Whilst medical workforce and decision-makers struggled to find useful solutions, the rest of the world tried to prepare itself to impact the emerging disease with strategies based on no evidences and on no previous experiences.

The worst scenario the world had to face indeed in the recent years had been the 2013 epidemic of Ebola, whose characteristics however made the disease completely different and the models produced to contain a similar infection unable to fit for the COVID19s management purposes.

The world was simply not prepared to face a new worldwide disease.

Yet, because there were no given solutions, and because the long-term effects of this disease are still unknown by the time we are writing this preface, the only possible methodology to mitigate the impact of COVID19 was to rely on preparedness and readiness schemes. Those territories that at the time were unaffected by the disease should have observed what was happening in the world before the wave of the infection could strike them, in order to produce effective plans to contain the infection.

However, this approach needed for coordination and for a plan already shared among nations that would improve the level of communication, optimizing the resources and the response of the different actors involved in the fight against the virus.

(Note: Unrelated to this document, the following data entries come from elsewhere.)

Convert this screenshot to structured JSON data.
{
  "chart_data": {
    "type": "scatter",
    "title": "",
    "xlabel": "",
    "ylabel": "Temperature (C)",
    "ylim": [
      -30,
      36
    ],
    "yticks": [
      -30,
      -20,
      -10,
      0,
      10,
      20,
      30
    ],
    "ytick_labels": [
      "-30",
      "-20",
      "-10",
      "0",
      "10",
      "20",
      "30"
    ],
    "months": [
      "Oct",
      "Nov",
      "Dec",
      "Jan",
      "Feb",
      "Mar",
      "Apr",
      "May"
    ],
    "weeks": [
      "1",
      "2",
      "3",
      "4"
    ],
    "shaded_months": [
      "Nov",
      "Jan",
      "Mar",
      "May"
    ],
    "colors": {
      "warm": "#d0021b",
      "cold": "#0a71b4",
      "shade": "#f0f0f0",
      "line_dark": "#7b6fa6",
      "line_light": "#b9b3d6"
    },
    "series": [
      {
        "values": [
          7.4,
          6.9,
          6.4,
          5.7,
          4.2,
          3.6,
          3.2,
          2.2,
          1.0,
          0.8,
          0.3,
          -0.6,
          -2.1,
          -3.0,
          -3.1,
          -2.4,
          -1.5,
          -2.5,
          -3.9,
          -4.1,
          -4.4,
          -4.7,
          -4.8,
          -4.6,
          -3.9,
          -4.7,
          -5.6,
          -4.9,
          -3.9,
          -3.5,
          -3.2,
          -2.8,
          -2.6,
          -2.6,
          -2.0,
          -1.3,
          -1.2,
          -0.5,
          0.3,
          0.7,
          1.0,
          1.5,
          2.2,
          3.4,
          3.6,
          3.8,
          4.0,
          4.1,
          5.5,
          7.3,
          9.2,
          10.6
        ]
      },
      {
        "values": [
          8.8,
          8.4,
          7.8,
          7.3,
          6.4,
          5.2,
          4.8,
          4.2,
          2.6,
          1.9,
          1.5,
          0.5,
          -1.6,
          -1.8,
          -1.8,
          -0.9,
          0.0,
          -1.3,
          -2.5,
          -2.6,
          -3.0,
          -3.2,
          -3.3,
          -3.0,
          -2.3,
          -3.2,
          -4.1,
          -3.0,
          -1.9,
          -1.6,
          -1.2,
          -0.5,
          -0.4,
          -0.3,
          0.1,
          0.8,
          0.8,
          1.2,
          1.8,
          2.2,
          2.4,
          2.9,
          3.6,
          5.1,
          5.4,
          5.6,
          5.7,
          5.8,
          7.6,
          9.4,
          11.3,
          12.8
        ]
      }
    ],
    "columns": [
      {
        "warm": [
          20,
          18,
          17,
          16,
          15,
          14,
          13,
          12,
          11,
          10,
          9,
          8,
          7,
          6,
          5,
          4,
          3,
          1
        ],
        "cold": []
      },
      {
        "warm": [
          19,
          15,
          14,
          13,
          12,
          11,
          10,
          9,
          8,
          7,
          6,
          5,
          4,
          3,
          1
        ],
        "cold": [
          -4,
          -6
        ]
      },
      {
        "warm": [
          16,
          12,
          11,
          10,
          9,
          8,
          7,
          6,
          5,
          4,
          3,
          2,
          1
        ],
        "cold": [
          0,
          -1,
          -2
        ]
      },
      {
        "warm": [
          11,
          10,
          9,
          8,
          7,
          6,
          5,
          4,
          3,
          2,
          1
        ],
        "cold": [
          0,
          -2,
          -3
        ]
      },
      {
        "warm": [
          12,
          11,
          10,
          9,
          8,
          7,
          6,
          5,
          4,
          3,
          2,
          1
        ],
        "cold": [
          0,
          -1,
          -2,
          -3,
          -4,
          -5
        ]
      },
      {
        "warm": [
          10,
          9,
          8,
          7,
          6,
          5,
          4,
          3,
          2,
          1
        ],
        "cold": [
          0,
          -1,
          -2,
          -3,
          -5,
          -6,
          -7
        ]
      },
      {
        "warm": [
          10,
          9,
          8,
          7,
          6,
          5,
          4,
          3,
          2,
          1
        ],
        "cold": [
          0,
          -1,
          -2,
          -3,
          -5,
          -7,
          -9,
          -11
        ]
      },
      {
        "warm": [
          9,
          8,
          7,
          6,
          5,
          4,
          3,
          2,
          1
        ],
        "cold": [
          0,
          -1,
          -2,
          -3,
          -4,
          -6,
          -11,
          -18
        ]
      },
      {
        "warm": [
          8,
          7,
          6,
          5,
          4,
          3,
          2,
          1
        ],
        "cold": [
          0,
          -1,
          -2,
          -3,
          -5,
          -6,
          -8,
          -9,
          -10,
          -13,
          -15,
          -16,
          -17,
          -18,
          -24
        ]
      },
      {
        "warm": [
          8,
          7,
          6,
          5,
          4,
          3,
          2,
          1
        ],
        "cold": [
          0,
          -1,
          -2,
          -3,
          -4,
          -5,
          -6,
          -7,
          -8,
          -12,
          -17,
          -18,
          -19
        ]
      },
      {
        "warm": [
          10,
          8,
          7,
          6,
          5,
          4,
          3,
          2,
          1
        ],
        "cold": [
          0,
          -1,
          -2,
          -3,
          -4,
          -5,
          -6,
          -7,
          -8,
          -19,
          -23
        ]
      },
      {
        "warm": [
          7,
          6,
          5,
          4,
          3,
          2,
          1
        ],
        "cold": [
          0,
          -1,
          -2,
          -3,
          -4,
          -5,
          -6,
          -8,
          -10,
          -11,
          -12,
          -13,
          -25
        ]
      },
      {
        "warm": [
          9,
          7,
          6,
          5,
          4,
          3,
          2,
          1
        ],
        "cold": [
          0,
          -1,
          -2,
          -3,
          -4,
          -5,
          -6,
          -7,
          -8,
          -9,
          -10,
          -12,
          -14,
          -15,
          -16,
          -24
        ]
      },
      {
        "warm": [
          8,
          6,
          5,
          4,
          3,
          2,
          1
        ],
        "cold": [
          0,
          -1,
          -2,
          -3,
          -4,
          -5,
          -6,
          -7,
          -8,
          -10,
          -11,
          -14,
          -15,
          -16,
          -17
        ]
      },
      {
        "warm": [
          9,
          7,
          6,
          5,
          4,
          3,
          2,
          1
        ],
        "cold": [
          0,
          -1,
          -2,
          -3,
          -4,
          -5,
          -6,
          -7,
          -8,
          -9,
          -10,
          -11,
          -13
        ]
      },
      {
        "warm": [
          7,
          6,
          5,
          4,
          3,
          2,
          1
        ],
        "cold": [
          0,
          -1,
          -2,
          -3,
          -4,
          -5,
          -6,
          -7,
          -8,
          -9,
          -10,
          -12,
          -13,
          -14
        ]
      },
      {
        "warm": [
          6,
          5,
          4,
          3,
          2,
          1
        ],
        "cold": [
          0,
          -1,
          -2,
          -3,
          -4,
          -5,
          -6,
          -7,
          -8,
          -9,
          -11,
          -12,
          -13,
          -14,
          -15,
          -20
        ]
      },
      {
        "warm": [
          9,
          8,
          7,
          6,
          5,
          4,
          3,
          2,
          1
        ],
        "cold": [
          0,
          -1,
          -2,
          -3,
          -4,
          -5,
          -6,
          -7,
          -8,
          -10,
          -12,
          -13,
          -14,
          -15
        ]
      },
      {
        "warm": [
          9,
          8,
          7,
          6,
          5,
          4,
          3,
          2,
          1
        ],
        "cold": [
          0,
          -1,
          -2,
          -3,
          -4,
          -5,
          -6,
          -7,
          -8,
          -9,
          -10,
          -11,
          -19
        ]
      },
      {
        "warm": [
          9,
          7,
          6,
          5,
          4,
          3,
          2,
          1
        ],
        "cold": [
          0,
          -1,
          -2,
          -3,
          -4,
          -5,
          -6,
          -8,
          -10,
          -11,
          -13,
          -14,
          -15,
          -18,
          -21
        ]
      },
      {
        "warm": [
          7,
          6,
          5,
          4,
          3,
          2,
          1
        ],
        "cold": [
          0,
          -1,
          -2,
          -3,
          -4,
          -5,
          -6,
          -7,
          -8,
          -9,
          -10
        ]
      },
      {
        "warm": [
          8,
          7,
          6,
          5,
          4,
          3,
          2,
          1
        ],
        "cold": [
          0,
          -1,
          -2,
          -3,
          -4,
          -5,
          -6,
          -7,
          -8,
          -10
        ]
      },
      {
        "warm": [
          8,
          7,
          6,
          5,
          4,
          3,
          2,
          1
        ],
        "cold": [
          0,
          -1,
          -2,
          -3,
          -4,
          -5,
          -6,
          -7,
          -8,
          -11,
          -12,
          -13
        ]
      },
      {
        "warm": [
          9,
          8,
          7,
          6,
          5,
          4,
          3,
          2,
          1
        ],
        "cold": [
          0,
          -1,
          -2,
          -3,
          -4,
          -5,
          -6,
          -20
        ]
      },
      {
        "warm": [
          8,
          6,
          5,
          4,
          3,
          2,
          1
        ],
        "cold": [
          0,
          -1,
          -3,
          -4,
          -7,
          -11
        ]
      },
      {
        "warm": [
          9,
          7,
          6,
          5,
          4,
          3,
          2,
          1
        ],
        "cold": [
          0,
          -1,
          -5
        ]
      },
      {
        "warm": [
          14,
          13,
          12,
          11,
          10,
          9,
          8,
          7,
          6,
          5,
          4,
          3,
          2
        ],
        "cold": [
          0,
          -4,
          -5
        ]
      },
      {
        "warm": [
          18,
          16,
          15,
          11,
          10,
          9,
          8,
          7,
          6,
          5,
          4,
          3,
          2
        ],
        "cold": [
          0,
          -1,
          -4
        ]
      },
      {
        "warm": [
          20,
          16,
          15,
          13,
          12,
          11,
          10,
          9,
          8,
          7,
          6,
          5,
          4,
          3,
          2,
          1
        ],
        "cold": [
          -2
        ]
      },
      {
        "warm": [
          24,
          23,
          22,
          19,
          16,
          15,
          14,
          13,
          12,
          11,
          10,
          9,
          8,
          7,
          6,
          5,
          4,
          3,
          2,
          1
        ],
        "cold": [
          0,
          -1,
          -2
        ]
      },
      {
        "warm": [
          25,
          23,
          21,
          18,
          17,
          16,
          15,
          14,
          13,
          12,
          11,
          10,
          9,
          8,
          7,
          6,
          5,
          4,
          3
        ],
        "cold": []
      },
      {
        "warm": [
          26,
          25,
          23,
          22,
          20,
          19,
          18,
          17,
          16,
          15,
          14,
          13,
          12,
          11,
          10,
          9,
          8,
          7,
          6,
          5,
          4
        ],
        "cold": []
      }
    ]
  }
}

Without shared agreementsbefore, during, and after the first wave of infectionand with no direction aimed to the production of scientific knowledge able to increase the awareness of the disease and the proper sharing of reliable scientific-based information, the study of the diseases and of those measures able to contain the epidemics were strongly constrained. The prompt and relevant requests for action, coming from international health organizations, were by themselves incapable of producing results because those seemed more the voice of the man crying in the desert, whose interlocutor is not given or unknown.

In addition, political decisions aimed to prevent those setbacks that inevitably came with the implementation of measures needed to reduce the spread of the virus (like the impact of these same measures on economy), delayed of weeks and sometimes of months the employment of useful procedures. This had an impact also on the public opinion reducing the efficacy of some interventions that were loosely applied or that were simply left to the good will of the single individuals or communities.

In spite of the incredible amount of data potentially collected from the field, scientific trials and studies have been conducted with a general direction that focused only on the gathering and processing of the bigger possible amount of information. What happened instead was a collection of hypothesis and thesis based on ideas that often bypassed the system. This produced a number of sometimes unreliable publications, whose scientific content was debatable, and that did not lead to the creation of new and more effective models. What happened in fact was that most strategies were designed following schemes designed for very different diseases and for different and outdated scenarios, ignoring the complexity of the world we and the virus live in.